- Genre: Adventure; Travel; Food; Comedy;
- Created by: GMMTV
- Presented by: Perawat Sangpotirat; Prachaya Ruangroj;
- Opening theme: "Let's Move" by Palitchoke Ayanaputra
- Country of origin: Thailand
- Original language: Thai
- No. of episodes: 6

Production
- Production locations: Thailand; South Korea;
- Running time: 25 - 30 minutes
- Production company: GMMTV

Original release
- Network: YouTube; LINE TV;
- Release: 15 July – 15 December 2019

= Friend.ship with Krist-Singto =

2019 Thai web series

Friend.ship with Krist-Singto is a Thai web series of GMMTV hosted by Perawat Sangpotirat (Krist) and Prachaya Ruangroj (Singto), both lead actors of SOTUS (2016) and SOTUS S (2017), currently available for streaming on YouTube and LINE TV.

Each episode features different places where Krist and Singto travel and try different activities. The series premiered on 15 July 2019 and aired every 15th day of the month. It aired its last episode on 15 December 2019.

== Episodes ==

| No. | Title | Original release date | Ref. |
| 1 | "Missing the Old Days in "Pattaya"" | 15 July 2019 |  |
Krist and Singto are reminiscing their old days in Pattaya as they try for the first time parachuting and riding on a banana boat and cook a seafood dinner.
| 2 | "ฉันมาทำอะไร ที่ 'เขาใหญ่' (lit. transl. What am I doing at Khao Yai?)" | 15 August 2019 |  |
Krist and Singto go to Thong Somboon Club Resort in Khao Yai where they enjoy horseback riding in cowboy costumes and some adventure rides then finishing it off with a BBQ dinner.
| 3 | "'อัมพวา' มันเกินไปจริงๆ (lit. transl. 'Amphawa' is really too much.)" | 15 September 2019 |  |
Krist and Singto go to Amphawa where they arrange a buffet of 60 kilograms of corn for the monkeys and do water skiing along the Mae Klong river.
| 4 | "Busan มันดีจริงๆ นะ (lit. transl.
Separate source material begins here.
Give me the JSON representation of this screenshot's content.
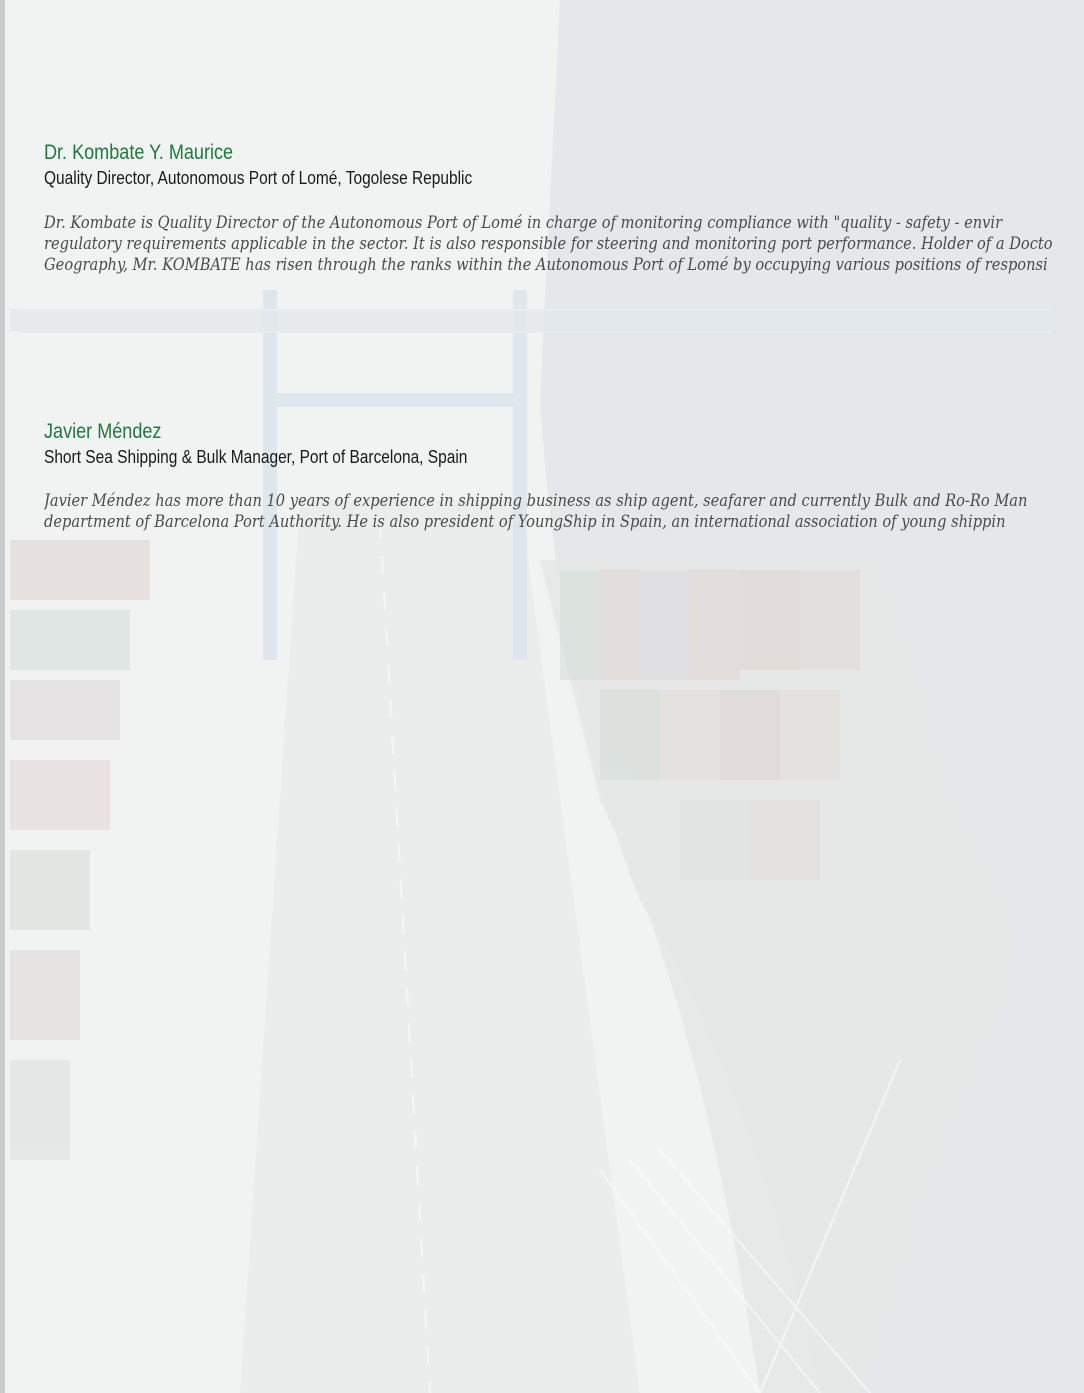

Busan, it's really good.)" | 15 October 2019 |  |
First trip of the program abroad as they follow Krist and Singto's activities in Busan, South Korea which was then followed by a 3-minute special video.
| 5 | "เราต้องไม่ยอม วันนี้เราต้องลุย (lit. transl. We must not agree. Today we have to go through.)" | 15 November 2019 |  |
Follow Krist and Singto as they do 3 fun activities: VR games, trampoline dodgeball and flowriding.
| 6 | "ดำน้ำที่เกาะราชา จ.ภูเก็ต กับ คริส-สิงโต (lit. transl. Diving at Racha Island, Phuket with Krist-Singto)" | 15 December 2019 |  |
The season ends with Krist and Singto going to Racha Island, Phuket for diving and yacht sailing until the sun sets.
| – | "เอาชีวิตให้รอดเพื่อเจอน้องนีโม่ - เหยี่ยวแดง (lit. transl. Survive to meet Nemo - Red Hawk)" | 24 September 2020 |  |
Krist and Singto go to Man Klang Island and Pak Nam Krasae in Rayong with a mission to find "Nemo" the clownfish and enjoy hawk-watching along the way.
| – | "เปิดประสบการณ์คริส - สิงโต ขึ้น ฮ. ครั้งแรก (lit. transl. A first time experience for Krist and Singto)" | 22 December 2020 |  |
Krist and Singto get to experience riding a helicopter for the first time and ends the day with a cruise on the Chao Phraya River.

== Reception ==
In the LINE TV Thailand online TV ratings report for July 2020, the web series ranked third in the variety category with a rating of 0.0339% and a unique audience proportion of 75% female and 25% male. By the next month, it ranked fifth in the same category with a rating of 0.0088% and a unique audience proportion of 79% female and 21% male.